Direct Reconstruction of DC Cortical Conductivity from Large-Scale Electron Microscopy Data

Electrical conductivity of cortical gray matter governs the magnitude and spatial distribution of electric fields generated by brain stimulation and intrinsic neuronal activity measured with M/EEG and intracortical recordings. However, reported macroscopic conductivity values vary by more than threefold, limiting the fidelity of bioelectromagnetic models and leaving unresolved whether this variability reflects measurement uncertainty or genuine structural heterogeneity of cortical tissue. Here, we present a multiscale computational framework that, for the first time, attempts to derive mesoscale conductivity maps of mouse visual cortex at 50-{micro}m resolution directly from large-volume, segmented nanometer-scale electron microscopy data. The Minnie 65 subvolume of the MICrONS dataset is accurately subdivided into 1,224 50-{micro}m cubic blocks. Each block contains, on average, 40-50 million membrane facets of a highly convoluted and dense cellular structure.
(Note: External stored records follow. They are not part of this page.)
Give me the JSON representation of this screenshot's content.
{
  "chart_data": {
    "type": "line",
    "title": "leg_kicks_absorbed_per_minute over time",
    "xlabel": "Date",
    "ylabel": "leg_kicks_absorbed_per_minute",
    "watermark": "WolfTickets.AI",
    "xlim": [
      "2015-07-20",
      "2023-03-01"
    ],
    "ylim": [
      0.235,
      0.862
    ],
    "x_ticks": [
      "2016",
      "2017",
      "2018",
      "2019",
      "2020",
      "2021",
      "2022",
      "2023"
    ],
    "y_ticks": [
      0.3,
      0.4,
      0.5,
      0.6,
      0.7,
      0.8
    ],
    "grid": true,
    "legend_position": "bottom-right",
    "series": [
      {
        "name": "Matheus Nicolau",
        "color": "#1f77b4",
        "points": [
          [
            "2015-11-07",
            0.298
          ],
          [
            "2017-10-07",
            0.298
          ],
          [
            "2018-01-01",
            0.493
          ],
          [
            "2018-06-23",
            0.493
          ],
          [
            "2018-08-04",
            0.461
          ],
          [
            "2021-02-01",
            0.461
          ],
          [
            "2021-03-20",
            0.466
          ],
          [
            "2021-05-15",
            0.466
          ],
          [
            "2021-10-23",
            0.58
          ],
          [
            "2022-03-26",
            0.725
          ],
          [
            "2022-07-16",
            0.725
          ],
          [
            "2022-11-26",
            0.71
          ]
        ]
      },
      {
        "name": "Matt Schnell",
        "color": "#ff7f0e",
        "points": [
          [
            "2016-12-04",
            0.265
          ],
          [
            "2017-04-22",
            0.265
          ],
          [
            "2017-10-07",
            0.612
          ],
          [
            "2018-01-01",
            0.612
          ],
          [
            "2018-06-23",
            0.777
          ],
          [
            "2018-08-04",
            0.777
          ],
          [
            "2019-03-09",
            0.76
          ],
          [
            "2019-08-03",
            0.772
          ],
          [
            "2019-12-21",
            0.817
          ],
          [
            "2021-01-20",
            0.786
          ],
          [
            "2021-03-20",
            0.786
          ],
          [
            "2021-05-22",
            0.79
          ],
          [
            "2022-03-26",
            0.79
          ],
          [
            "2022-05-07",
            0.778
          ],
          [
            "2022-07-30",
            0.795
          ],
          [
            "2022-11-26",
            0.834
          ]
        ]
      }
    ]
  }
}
Three orthogonal electrode pairs are applied to each isolated block to estimate the three principal components of the conductivity tensor. Quasistatic electric modeling is enabled by an iterative boundary-element fast multipole method (BEM-FMM) under the approximation of non-conducting membranes (DC conductivity). Spatially averaged conductivity values predicted by our framework agree well with prior low-resolution measurements in rats, validating the approach. At the same time, the resulting mesoscale maps reveal pronounced conductivity granularity at 50-100 {micro}m scales as well as significant variations in both radial and tangential directions. These results indicate that mesoscale conductivity heterogeneity could be an intrinsic structural property of the cortex. Limitations and extensions of this study are discussed in detail.